Every specialty department takes their pressure and tries to download work and responsibility on family physicians. A few years ago, the regional department of radiology sent out a letter advising family physicians not to talk to the radiologist for CT bookings that were urgent-----just send in the form with the relevant information and mark it urgent (the radiologists didn’t have time to discuss the cases personally with the family practitioner). The radiology department would give priority to the requests based on the information given. As deputy Chief of family Practice in the region at that time, I advised the Region and the Department of Radiology at the time that deaths would result from this policy. As if fulfilling a prophesy, one month later a patient died while waiting for a CT scan of the head even though the request for the CT was marked urgent. The Region settled the lawsuit out of court and the policy since has been changed.
The courts of the land do not hold “paucity of resources” a justifiable excuse in a court of law----and rightly so. But it puts the family doctor and the patient hanging out to dry. The family doctor is in the ideal position to deal with most things in medicine today, but without the resources, our hands are tied. And money is needed to expand our resources and our capacity.
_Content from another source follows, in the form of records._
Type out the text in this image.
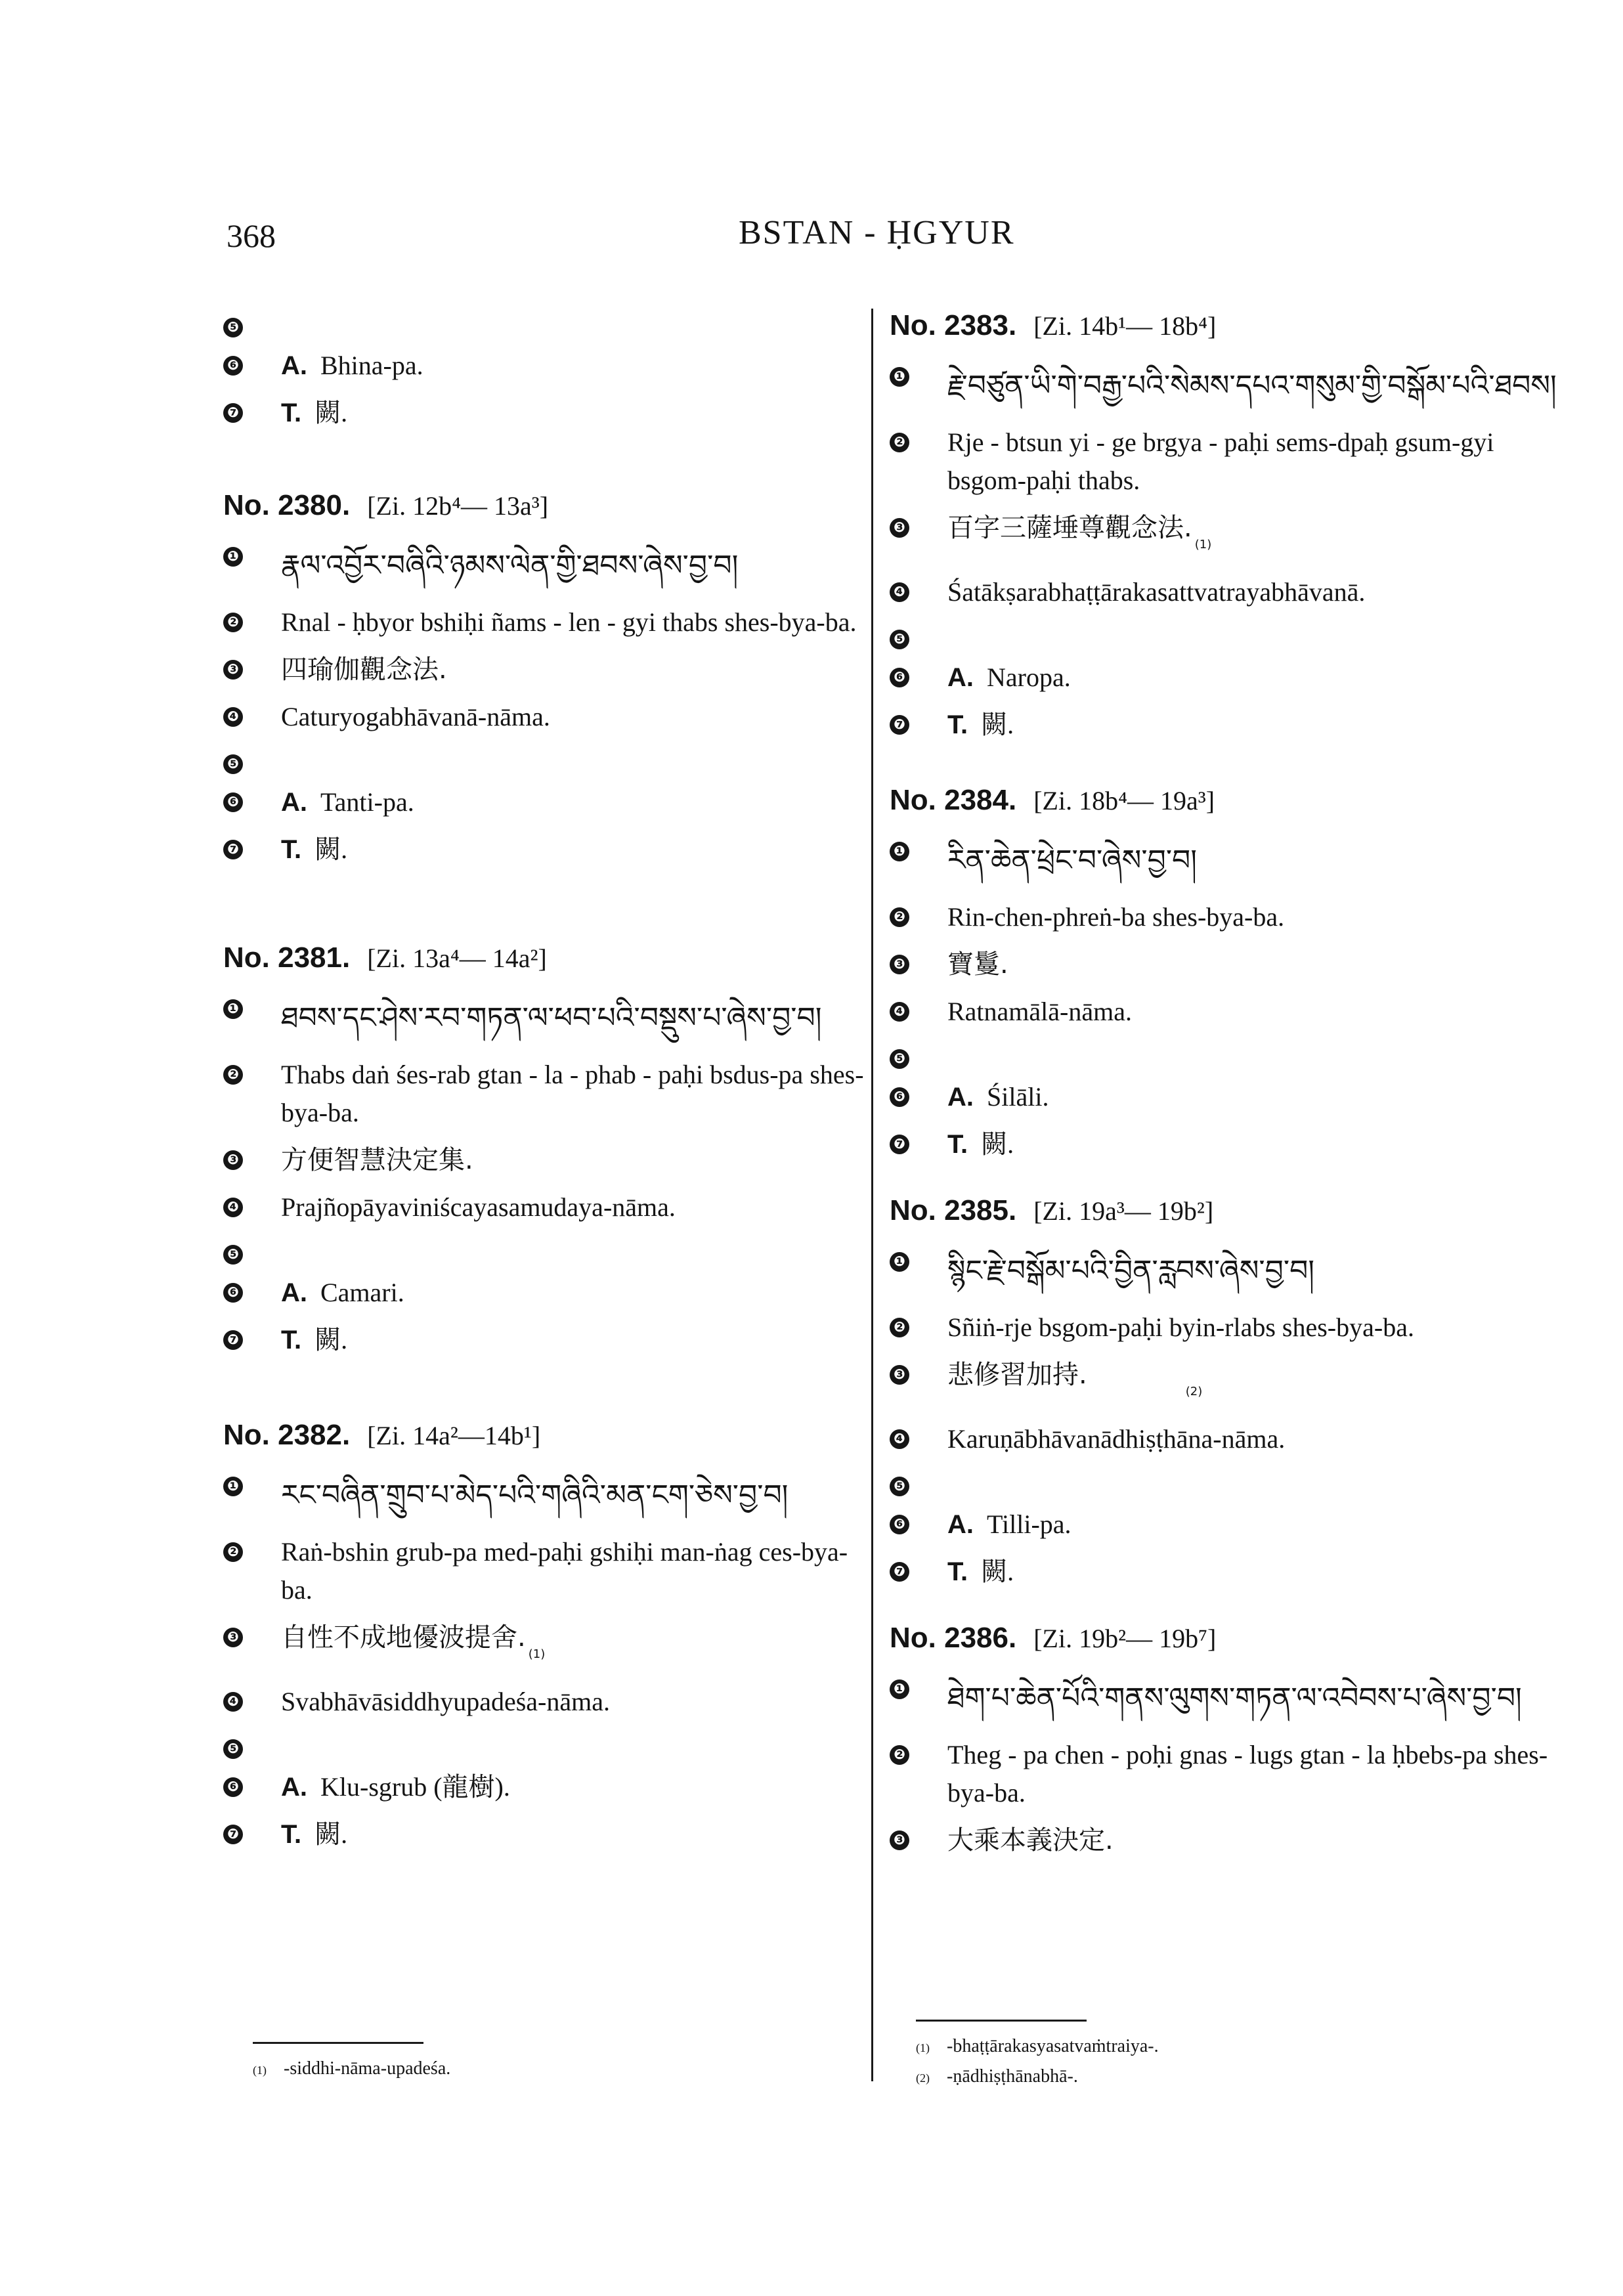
368	BSTAN - ḤGYUR
❺
❻ A. Bhina-pa.
❼ T. 闕.
No. 2380. [Zi. 12b⁴— 13a³]
❶ རྣལ་འབྱོར་བཞིའི་ཉམས་ལེན་གྱི་ཐབས་ཞེས་བྱ་བ།
❷ Rnal - ḥbyor bshiḥi ñams - len - gyi thabs shes-bya-ba.
❸ 四瑜伽觀念法.
❹ Caturyogabhāvanā-nāma.
❺
❻ A. Tanti-pa.
❼ T. 闕.
No. 2381. [Zi. 13a⁴— 14a²]
❶ ཐབས་དང་ཤེས་རབ་གཏན་ལ་ཕབ་པའི་བསྡུས་པ་ཞེས་བྱ་བ།
❷ Thabs daṅ śes-rab gtan - la - phab - paḥi bsdus-pa shes-bya-ba.
❸ 方便智慧決定集.
❹ Prajñopāyaviniścayasamudaya-nāma.
❺
❻ A. Camari.
❼ T. 闕.
No. 2382. [Zi. 14a²—14b¹]
❶ རང་བཞིན་གྲུབ་པ་མེད་པའི་གཞིའི་མན་ངག་ཅེས་བྱ་བ།
❷ Raṅ-bshin grub-pa med-paḥi gshiḥi man-ṅag ces-bya-ba.
❸ 自性不成地優波提舍$._{(1)}$
❹ Svabhāvāsiddhyupadeśa-nāma.
❺
❻ A. Klu-sgrub (龍樹).
❼ T. 闕.
(1) -siddhi-nāma-upadeśa.
No. 2383. [Zi. 14b¹— 18b⁴]
❶ རྗེ་བཙུན་ཡི་གེ་བརྒྱ་པའི་སེམས་དཔའ་གསུམ་གྱི་བསྒོམ་པའི་ཐབས།
❷ Rje - btsun yi - ge brgya - paḥi sems-dpaḥ gsum-gyi bsgom-paḥi thabs.
❸ 百字三薩埵尊觀念法$._{(1)}$
❹ Śatākṣarabhaṭṭārakasattvatrayabhāvanā.
❺
❻ A. Naropa.
❼ T. 闕.
No. 2384. [Zi. 18b⁴— 19a³]
❶ རིན་ཆེན་ཕྲེང་བ་ཞེས་བྱ་བ།
❷ Rin-chen-phreṅ-ba shes-bya-ba.
❸ 寶鬘.
❹ Ratnamālā-nāma.
❺
❻ A. Śilāli.
❼ T. 闕.
No. 2385. [Zi. 19a³— 19b²]
❶ སྙིང་རྗེ་བསྒོམ་པའི་བྱིན་རླབས་ཞེས་བྱ་བ།
❷ Sñiṅ-rje bsgom-paḥi byin-rlabs shes-bya-ba.
❸ 悲修習加持$._{(2)}$
❹ Karuṇābhāvanādhiṣṭhāna-nāma.
❺
❻ A. Tilli-pa.
❼ T. 闕.
No. 2386. [Zi. 19b²— 19b⁷]
❶ ཐེག་པ་ཆེན་པོའི་གནས་ལུགས་གཏན་ལ་འབེབས་པ་ཞེས་བྱ་བ།
❷ Theg - pa chen - poḥi gnas - lugs gtan - la ḥbebs-pa shes-bya-ba.
❸ 大乘本義決定.
(1) -bhaṭṭārakasyasatvaṁtraiya-.
(2) -ṇādhiṣṭhānabhā-.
At present, the big push in our health care system is to find ways of downloading work on less qualified people, often without the support necessary to do the job. The advent of nurse practitioners, physician extenders, pharmaceutical assistants, team approaches, and more recently, prescribing pharmacists, are a few of the ways the system is attempting to get an equivalent service for less money (albeit by a less qualified person). At some point, there will be a realization that the comprehensive care given by a family doctor, has been, and still is the most cost effective health service in the system. But as the saying goes: “I never missed the water until the well went dry”!